Virginia Wesleyan College publishes its own newspaper, Marlin Chronicles. Hampton Roads Magazine serves as a bi-monthly regional magazine for Virginia Beach and the Hampton Roads area. Hampton Roads Times serves as an online magazine for all the Hampton Roads cities and counties. Virginia Beach is served by a variety of radio stations on the AM and FM dials, with towers located around the Hampton Roads area.

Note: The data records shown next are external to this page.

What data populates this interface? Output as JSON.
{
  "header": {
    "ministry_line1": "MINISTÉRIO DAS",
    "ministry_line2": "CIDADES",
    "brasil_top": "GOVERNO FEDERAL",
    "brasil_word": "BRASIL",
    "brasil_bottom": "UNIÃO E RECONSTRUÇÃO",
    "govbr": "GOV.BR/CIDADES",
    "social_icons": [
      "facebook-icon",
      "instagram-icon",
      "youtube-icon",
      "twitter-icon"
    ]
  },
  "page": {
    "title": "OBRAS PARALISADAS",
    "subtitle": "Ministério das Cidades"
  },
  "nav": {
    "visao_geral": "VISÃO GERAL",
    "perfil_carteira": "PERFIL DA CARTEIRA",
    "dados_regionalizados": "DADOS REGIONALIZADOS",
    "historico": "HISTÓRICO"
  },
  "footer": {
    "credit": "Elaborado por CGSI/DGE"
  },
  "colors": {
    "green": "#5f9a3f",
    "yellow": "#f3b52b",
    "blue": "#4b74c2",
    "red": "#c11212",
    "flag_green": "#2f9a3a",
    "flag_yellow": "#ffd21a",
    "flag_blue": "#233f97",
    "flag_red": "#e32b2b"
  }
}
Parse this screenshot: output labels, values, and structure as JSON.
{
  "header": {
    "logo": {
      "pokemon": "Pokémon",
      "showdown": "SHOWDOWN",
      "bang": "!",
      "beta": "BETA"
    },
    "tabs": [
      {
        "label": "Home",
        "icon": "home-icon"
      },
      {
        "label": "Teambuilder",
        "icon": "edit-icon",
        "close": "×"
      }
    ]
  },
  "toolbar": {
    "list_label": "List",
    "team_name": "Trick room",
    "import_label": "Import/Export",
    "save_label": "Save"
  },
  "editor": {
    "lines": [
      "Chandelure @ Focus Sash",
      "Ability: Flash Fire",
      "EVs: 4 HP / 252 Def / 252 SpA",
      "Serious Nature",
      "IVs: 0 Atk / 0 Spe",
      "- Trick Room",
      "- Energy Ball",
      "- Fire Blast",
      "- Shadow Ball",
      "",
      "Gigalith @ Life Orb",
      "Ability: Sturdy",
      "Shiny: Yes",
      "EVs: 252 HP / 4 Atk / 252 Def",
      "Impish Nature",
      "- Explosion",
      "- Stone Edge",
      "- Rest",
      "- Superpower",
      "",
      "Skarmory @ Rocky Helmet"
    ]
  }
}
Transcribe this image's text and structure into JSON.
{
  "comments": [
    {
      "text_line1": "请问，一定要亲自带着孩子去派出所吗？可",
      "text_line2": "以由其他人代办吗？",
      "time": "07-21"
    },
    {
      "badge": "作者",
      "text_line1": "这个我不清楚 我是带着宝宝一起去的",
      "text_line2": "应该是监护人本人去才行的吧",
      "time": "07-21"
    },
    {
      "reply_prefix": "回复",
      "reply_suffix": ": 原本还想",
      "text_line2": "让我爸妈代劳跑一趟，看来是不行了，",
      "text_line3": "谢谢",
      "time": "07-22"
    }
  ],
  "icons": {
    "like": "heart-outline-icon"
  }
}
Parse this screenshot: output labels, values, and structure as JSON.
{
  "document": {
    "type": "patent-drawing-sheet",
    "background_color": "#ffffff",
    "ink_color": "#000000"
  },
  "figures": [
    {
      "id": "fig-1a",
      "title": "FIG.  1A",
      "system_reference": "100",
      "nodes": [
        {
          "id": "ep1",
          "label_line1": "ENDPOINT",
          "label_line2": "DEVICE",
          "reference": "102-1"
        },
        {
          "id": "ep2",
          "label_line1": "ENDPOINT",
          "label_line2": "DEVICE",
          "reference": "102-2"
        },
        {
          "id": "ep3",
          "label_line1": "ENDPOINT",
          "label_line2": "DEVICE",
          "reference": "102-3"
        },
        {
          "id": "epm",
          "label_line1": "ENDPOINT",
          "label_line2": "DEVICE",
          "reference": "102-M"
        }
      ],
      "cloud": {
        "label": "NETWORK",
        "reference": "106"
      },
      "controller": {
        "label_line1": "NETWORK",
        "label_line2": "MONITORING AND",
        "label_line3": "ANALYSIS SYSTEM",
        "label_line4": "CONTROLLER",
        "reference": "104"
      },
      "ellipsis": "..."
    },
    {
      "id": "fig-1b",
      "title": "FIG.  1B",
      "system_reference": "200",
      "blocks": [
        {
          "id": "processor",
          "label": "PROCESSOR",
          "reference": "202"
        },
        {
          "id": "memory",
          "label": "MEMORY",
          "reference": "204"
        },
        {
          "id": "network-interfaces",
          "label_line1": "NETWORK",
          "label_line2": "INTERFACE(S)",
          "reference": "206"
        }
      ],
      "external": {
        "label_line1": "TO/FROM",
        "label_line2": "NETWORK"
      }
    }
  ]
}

Virginia Beach is also served by several television stations. Major network television affiliates include:

| Channel | Callsign | Network(s) | Website |
|---|---|---|---|
| 3 | WTKR | (CBS) | http://www.wtkr.com/ |
| 10 | WAVY | (NBC) | http://www.wavy.com |
| 13 | WVEC | (ABC) | http://www.wvec.com/ |
| 15 | WHRO | (PBS) | http://www.whro.org/ |
| 27 | WGNT | (CW) | http://www.cw27.com/ Archived March 4, 2008, at the Wayback Machine |
| 33 | WTVZ | (MyNetworkTV) | http://www.mytvz.com |
| 43 | WVBT | (Fox) | https://web.archive.org/web/20080214194335/http://www.myfoxhamptonroads.com// |
| 49 | WPXV | (ION Television) | https://web.archive.org/web/20080215223141/http://www.ionline.tv// |

Virginia Beach residents also can receive independent stations, such as WSKY broadcasting on channel 4 from the Outer Banks of North Carolina and WGBS-LD broadcasting on channel 11 from Hampton. Virginia Beach is served by Cox Cable which provides LNC 5, a local 24-hour cable news television network and Verizon FiOS. DirecTV and Dish Network are also popular as an alternative to cable television in Virginia Beach.